While the same underlying curve family is used for all seasons and covariate combinations, the parameters of the curve can vary. The parameters of the curve are determined by summing the seasonal baseline and the covariate effects.

For example, suppose we have a logistic curve and want to model the inflection point, \(s\), as being affected by a seasonal baseline, an age covariate, and a population density (rural or urban flag) covariate. We'll define these as being drawn from a normal distribution, but vaxflux allows for any distribution to be used. The inflection point can be defined as:

\[ \begin{aligned} s^{\mathrm{season}}_{i}&\sim\mathcal{N}\left(\mu^{\mathrm{season}},\sigma^{\mathrm{season}^2}\right) \\ s^{\mathrm{age}}_{i,j}&\sim\mathcal{N}\left(\boldsymbol{\mu}^{\mathrm{age}},\Sigma^{\mathrm{age}^2}\right) \\ s^{\mathrm{density}}_{i,k}&\sim\mathcal{N}\left({\mu}^{\mathrm{density}},\sigma^{\mathrm{density}^2}\right) \\ s_{i,j,k} &= s^{\mathrm{season}}_{i} + s^{\mathrm{age}}_{i,j} + s^{\mathrm{density}}_{i,k} \end{aligned} \]

Where \(i\) is the season index, \(j\) is the age category index, and \(k\) is the population density category index. The \(s^{\mathrm{age}}\) is drawn from a multivariate normal distribution and if population density had more than two categories it too would also be drawn from a multivariate normal distribution.

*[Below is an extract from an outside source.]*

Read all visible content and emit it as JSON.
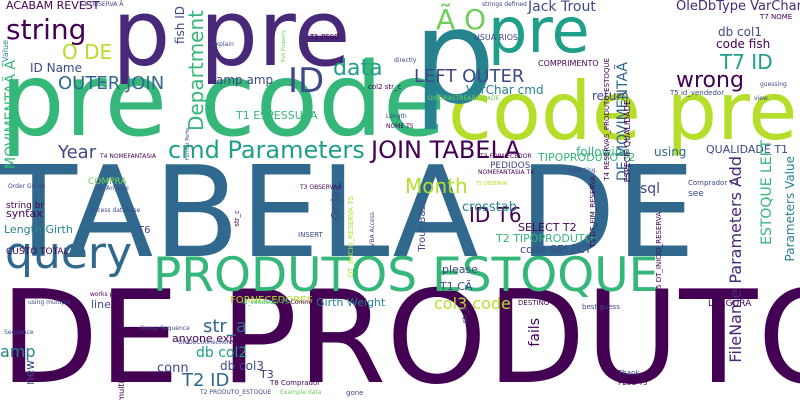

For covariates besides the seasonal baseline the first index is set to zero, so in our example \(s^{\mathrm{age}}_{i,1}=s^{\mathrm{density}}_{i,1}=0\) (this is why for two categories the effect is not drawn from a multivariate distribution). The covariate indexes are determined by the order of categories provided to vaxflux.CovariateCategories. This means the interpretation of a covariate effect like \(s^{\mathrm{age}}_{i,j}\) is that it is the difference in the inflection point between the \(j\)-th age category and the first age category (which is the reference category).

A limitation of this approach to curve parameters is that it does not allow for interactions between covariates. For example, if we wanted to model the inflection point as being affected by the combination of age and population density, we would need to define a separate parameter for each combination of age and population density. This can lead to a large number of parameters and may not be practical (inability for fitting to converge, computational infeasibility, etc.) for most situations.

Observational Model

Up until now this documentation has been describing the underlying model that defines the shape of the vaccination uptake curve. However, in practice we do not observe the true vaccination uptake curve, but rather a noisy version of it. The observational model is used to define how the observed data is generated from the underlying model.

We observe noisy incidence over arbitrary date ranges, not the underlying daily curve directly. Let \(I_{t,i,\mathbf{c}}\) be the modeled daily incidence for day \(t\) in season \(i\) and covariate category combination \(\mathbf{c}\). For each observation interval \(r\) with \(n_r\) days, the model sums the daily incidence to get an expected incidence, \(\mu_{r,i,\mathbf{c}}=\sum_{t\in r} I_{t,i,\mathbf{c}}\), and then applies a normal observation model:

\[ \begin{aligned} \sigma&\sim\mathrm{Exponential}\left(\epsilon^{-1}\right) \\ y_{r,i,\mathbf{c}}&\sim\mathrm{Normal}\left(\mu_{r,i,\mathbf{c}},n_r^2\sigma^2\right) \end{aligned} \]

The noise scale \(\sigma\) can be fully pooled, partially pooled by season, partially pooled by covariate category combination, or pooled by both season and covariates depending on model configuration. Scaling by \(n_r\) accounts for the number of days aggregated in each observation interval.

Optionally, a prevalence penalty can be applied when the total modeled incidence for a season exceeds 1. This is implemented as a soft quadratic penalty (or a hard constraint when configured) using a numpyro.factor term.